My
wife, Elizabeth, is an avid gardener. When we lived in Ontario
our house was in an older neighbourhood with a pretty good-sized yard. From
the time we moved into that house until we moved to Alberta 2 years
ago, she spent countless hours in her gardens; digging, weeding, tending,
watering – all the stuff that you have to do in order to have a beautiful
garden.
I didn’t know anything about gardens – still don’t know much.
But one of the first things I had to learn was the difference between an annual and a perennial; I had to learn this because these were words she used all the time. And, because I wanted to be a good husband, I would often stop in at the Canadian Tire or Home Depot garden centre to buy plants for her as a surprise; plants for her gardens.
While Elizabeth would often use annuals to decorate and landscape, her real fascination is with perennials. A perennial is a plant that grows and blooms during the spring and summer season but then dies back in the fall. BUT when the next spring arrives it will re-grow from its root stock and will repeat the cycle again and again.
An annual plant is one that typically starts from a seed but only survives one growing season. It dies, but doesn’t grow back the next spring.
Every fall, once all the plants in Elizabeth’s garden have dried, turned brown, withered, she would take a day to clean out the flower beds, removing the dead annuals, and cutting away all the dead parts of the perennials, leaving the roots intact.
Then each spring she would anxiously await the green shoots coming up from the soil indicating that the perennials were on their way to filling our yard again with their colour and wonder.
Today, we are couple of weeks into spring, most of our snow has finally melted and our parks and gardens are beginning to see the new growth. It’s one of the joys of springtime, I think. It makes us hopeful for the season to come.
And just like the world around us, we all go through personal seasons in our lives that mirror the ones we see in nature. Sometimes we feel hopeful and optimistic – like the springtime. Sometimes we feel like we’re cruising; like it’s summer. Often times though, we feel like we’re coming to the close of something good, like the fall. And then there are those seasons in our life that feel like winter – things are dead, frozen, dull and seemingly endless.

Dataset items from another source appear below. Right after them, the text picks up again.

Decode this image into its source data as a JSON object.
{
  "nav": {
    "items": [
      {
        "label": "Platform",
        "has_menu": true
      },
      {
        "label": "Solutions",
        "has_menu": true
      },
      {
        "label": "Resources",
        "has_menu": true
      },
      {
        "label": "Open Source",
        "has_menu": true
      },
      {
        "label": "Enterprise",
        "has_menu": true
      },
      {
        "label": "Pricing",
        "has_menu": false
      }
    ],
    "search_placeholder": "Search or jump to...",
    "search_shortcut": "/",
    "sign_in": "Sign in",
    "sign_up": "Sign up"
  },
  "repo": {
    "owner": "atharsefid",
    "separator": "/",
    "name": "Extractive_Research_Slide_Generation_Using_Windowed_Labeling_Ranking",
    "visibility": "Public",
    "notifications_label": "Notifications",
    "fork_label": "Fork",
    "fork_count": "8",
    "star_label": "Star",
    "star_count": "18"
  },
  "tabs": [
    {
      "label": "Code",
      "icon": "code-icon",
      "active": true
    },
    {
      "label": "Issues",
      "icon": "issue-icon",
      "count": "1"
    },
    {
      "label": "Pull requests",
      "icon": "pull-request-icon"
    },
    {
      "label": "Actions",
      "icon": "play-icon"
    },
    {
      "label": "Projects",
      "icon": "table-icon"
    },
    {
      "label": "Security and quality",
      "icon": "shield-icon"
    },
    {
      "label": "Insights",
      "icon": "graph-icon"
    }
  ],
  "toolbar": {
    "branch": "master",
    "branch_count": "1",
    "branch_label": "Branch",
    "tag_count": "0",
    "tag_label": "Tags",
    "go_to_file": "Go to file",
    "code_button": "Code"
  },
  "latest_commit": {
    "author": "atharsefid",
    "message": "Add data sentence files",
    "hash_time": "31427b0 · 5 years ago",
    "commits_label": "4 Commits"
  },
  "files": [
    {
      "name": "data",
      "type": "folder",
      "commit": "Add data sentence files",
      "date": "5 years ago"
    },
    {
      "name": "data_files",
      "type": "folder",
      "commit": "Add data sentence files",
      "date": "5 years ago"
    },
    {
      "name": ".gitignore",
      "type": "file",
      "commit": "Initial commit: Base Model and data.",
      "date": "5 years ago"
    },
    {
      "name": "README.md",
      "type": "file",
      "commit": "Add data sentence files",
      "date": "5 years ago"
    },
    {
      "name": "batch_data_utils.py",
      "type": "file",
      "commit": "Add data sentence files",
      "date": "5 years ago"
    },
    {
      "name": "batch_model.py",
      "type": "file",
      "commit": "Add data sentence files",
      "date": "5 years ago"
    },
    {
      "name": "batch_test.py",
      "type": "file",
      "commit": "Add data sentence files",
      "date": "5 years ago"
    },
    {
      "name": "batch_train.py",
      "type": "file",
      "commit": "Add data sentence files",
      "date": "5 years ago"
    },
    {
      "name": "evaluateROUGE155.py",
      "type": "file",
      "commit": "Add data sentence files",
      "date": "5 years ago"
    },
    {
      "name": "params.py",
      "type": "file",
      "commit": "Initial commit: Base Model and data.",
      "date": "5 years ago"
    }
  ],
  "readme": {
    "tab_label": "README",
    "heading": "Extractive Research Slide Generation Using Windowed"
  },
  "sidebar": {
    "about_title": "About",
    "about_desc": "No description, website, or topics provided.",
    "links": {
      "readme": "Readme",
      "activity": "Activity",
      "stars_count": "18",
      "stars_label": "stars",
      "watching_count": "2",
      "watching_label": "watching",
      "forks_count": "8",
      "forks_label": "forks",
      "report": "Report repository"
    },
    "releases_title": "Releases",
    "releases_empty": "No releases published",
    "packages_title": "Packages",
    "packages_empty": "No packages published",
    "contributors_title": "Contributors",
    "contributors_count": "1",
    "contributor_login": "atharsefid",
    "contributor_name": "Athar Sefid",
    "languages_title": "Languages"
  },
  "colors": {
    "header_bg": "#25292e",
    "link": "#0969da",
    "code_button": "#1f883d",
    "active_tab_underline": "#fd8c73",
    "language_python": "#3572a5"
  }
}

God designed us to be more like the perennial than the annual. His plan for us is renewal, revival, restoration. His desire for us is to come out of the death we experience in the winter seasons of our lives and to BLOOM again.
But here’s the catch. Jesus is our perennial hope.
Without Him in our lives, we are simply living like an annual. We will live for one season and when we die there is no more hope. It’s just plain old death.